Grand Junction Regional Center is a center in Grand Junction, Colorado, providing services to people with intellectual and developmental disabilities. It was previously known as the State Home for Mental Defectives. It is located on the site of the now-defunct Teller Institute, an off-reservation boarding school that attempted to forcefully assimilate Indigenous people from the Western United States.

== Teller Indian School ==
Colorado Senator Henry Teller petitioned Congress for approval for an off-reservation boarding school with the aim of assimilating the Ute tribe. The school was modeled after the Carlisle Indian School in Pennsylvania. According to Pratt, the founder of the Carlisle Indian School, assimilation was only possible with total removal from their home and culture and immersion in mainstream white society. The Grand Junction Indian School was opened in 1886. It was soon renamed the Teller Indian School after Henry Teller, and later the Teller Institute. The Teller School was the seventh federal off-reservation boarding school and the first in the mountain west.

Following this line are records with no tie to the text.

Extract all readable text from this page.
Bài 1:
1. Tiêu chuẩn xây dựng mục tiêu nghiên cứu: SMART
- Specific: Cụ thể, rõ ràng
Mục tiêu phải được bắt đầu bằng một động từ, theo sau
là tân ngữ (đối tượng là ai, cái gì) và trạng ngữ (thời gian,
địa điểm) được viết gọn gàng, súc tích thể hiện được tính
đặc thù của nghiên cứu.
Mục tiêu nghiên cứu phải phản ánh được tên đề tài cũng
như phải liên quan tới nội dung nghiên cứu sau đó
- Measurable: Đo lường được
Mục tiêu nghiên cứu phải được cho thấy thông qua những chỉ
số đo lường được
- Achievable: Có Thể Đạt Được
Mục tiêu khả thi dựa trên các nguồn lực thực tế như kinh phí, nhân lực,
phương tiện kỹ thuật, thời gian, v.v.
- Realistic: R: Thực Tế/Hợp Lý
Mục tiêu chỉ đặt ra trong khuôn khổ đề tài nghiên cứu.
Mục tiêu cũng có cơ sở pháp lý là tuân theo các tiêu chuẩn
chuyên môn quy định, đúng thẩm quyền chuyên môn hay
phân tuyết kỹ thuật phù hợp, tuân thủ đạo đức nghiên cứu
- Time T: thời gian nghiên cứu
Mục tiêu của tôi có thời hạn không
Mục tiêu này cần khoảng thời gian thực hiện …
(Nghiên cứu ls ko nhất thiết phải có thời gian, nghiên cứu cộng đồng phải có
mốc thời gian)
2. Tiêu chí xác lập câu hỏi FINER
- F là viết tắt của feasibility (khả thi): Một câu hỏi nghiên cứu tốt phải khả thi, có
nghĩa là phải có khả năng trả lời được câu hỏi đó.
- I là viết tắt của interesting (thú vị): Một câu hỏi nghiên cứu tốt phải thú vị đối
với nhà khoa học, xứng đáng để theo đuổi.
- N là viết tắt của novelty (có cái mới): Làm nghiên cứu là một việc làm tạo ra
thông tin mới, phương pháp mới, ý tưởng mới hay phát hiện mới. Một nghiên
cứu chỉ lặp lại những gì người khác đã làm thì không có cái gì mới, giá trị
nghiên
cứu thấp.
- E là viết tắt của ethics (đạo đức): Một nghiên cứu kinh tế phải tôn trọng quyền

The boarding school was intended to provide an eight-grade education and industrial training. The school was intended to be self-sufficient with students forced to do manual labor. Teachers taught boys to "till the soil, shove the plane, strike the anvil, and drive the peg" and girls "do the work of the good and skillful housewife." However, the school had issues growing crops due to the poor land, as well as issues with drinking water and the sewage system.

The Ute did not want to send their children to the boarding school. The Whiteriver and Uncompahgre Ute had been forcibly expelled from their lands in Colorado and sent to the Uintah and Ouray Reservation in Utah. In 1887, the Colorado state government claimed the Utes had violated state game laws and invaded a Ute encampment in southwest Colorado, capturing one Ute boy and killing another Ute boy. When the Utes fled to Utah, the Governor of Colorado called on the militia to apprehend them. Indian Agent T. A. Byrnes claimed the Indian parents from the Ouray agency were not prepared to send their children to the Grand Junction School at Colorado, for they were told that any "Ute Indians crossing the Colorado line would be shot on sight."